Build up one settlement before going on to another, where that's possible. The most convenient security is turrets - they require no settlers and no power and are very effective. My standard defensive tactic is to build a door at one point on the wall of the first floor of my building and build a small floor section outside of it. I then extend that around the building with other small floor sections, creating a narrow platform around the building. I garnish the platform liberally with heavy machinegun turrets, usually 8 (1 in each corner, 1 in the centre of each side) to give major firepower in each direction. Obviously, I take into account line of sight and other defences - no point having turrets pointing at a wall a few yards away. I'll also place turrets at entry points and block off points of entry with concrete blocks (structures/wood/floor/the first type of shack foundation) which clip through almost everything and allow you to build impenetrable castle walls. Overkill security usually prevents any attacks at all. I have >150 security on my major settlements, plus complete encircling walls with at least 4 heavy machinegun turrets at the gate. I got called to defend one once, when it was attacked by a band of 14 raiders led by a legendary raider. I fast travelled to it immediately and was just in time to get one shot at the one remaining raider, who was being shot by 3 turrets and 2 settlers at the time. He hadn't made it into the settlement at all and the rest didn't even get that close.

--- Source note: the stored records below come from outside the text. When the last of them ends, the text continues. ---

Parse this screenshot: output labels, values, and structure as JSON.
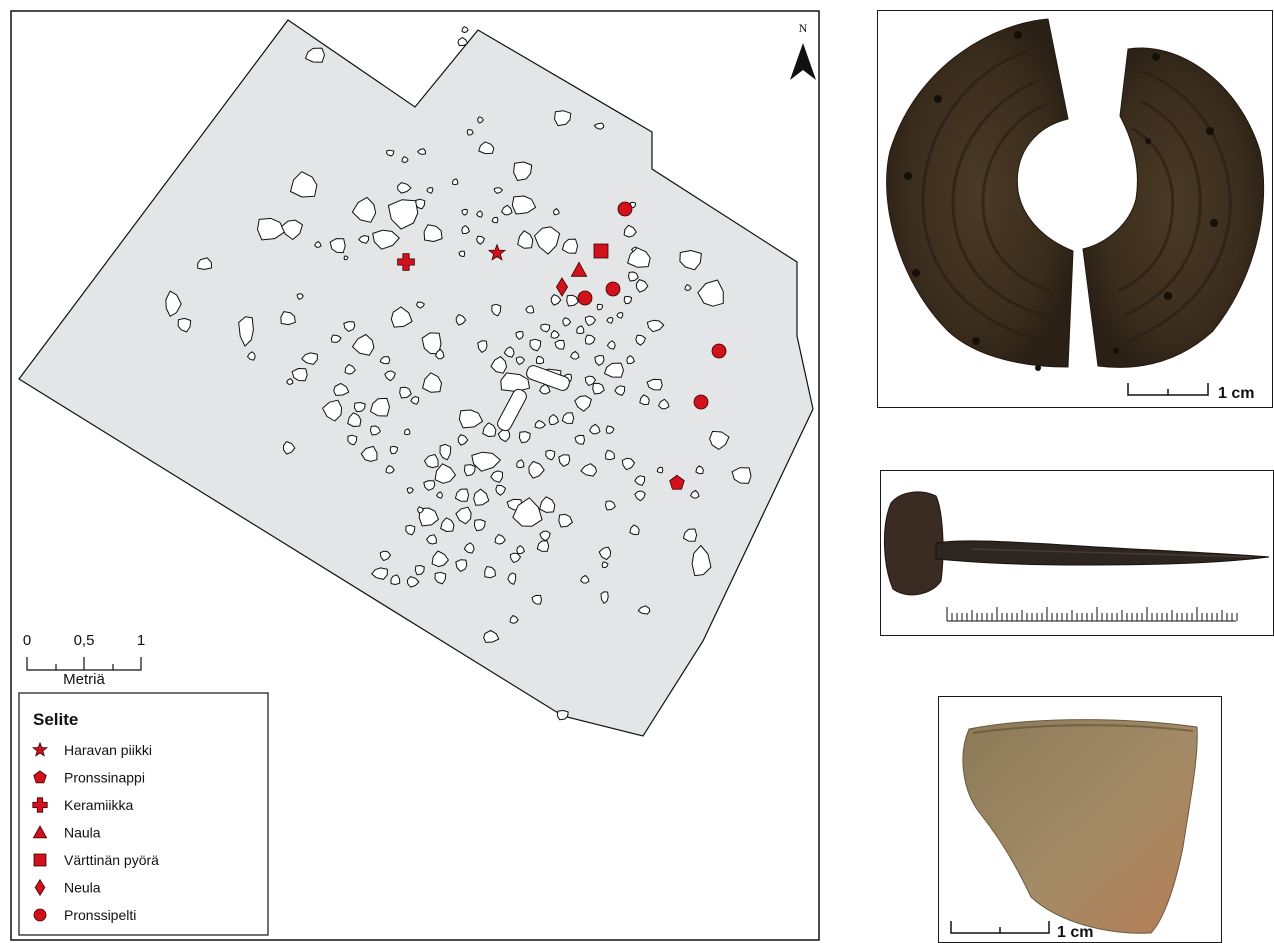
{
  "north_label": "N",
  "scale_bar": {
    "ticks": [
      "0",
      "0,5",
      "1"
    ],
    "unit": "Metriä"
  },
  "legend": {
    "title": "Selite",
    "items": [
      {
        "icon": "star-icon",
        "label": "Haravan piikki"
      },
      {
        "icon": "pentagon-icon",
        "label": "Pronssinappi"
      },
      {
        "icon": "cross-icon",
        "label": "Keramiikka"
      },
      {
        "icon": "triangle-icon",
        "label": "Naula"
      },
      {
        "icon": "square-icon",
        "label": "Värttinän pyörä"
      },
      {
        "icon": "diamond-icon",
        "label": "Neula"
      },
      {
        "icon": "circle-icon",
        "label": "Pronssipelti"
      }
    ]
  },
  "photos": {
    "spindle_scale": "1 cm",
    "sherd_scale": "1 cm"
  },
  "colors": {
    "find_marker": "#d1121c",
    "excavation_area": "#e4e5e7",
    "stone_fill": "#ffffff",
    "outline": "#111111"
  }
}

Scrap everything at a new settlement unless you decide not to for roleplay reasons. For example, I haven't scrapped anything at Abernathy Farm because the Abernathy family live there. All I've done there is add lots of security, a water pump and some clean beds under shelter. It would be unreasonable to scrap everything they've done. Hey Connie, is this your favourite chair? Not any more! It's a few bits of cloth and wood that I'll use somewhere else.
Establish provisioners to link settlements. I suggest just 1 or 2 from any one settlement, as they don't contribute to the settlement but do require resources from it (food, water, bed). This lets you share resources between settlements, which makes building so much more convenient and smooths out resource shortages (i.e. a food or water surplus at one settlement will offset a shortage at any other settlement on the chain of provisioned settlements). The link is immediate across all linked settlements, regardless of distance and without any need for direct links. If A is linked to B and B is linked to C, then A is linked to C.
Establish shops. A junk shop will provide a useful source of materials, especially the harder to get stuff like copper. They will also increase the happiness of the settlement and provide you with a continuous income (you may need some unassigned settlers, I'm not sure). It's not much of an income, but it's an income. You probably won't use the other shops other than as places to sell loot, but they contribute to your income and to settler happiness. I've even managed to make Sanctuary nice enough to have Marcy comment that it's not entirely crap! You can also find a few NPC traders who can be persuaded to become settlers and assign them to a L3 shop of the right type, where they will sell some L4 items as well.
I suggest a simple mod that removes (or at least extends) the settlement size limit. That can be done with a simple batch file. You could even do it with just console commands in an unmodded game - the most basic mod for this purpose is just a batch file that you call from the console which executes a few console commands.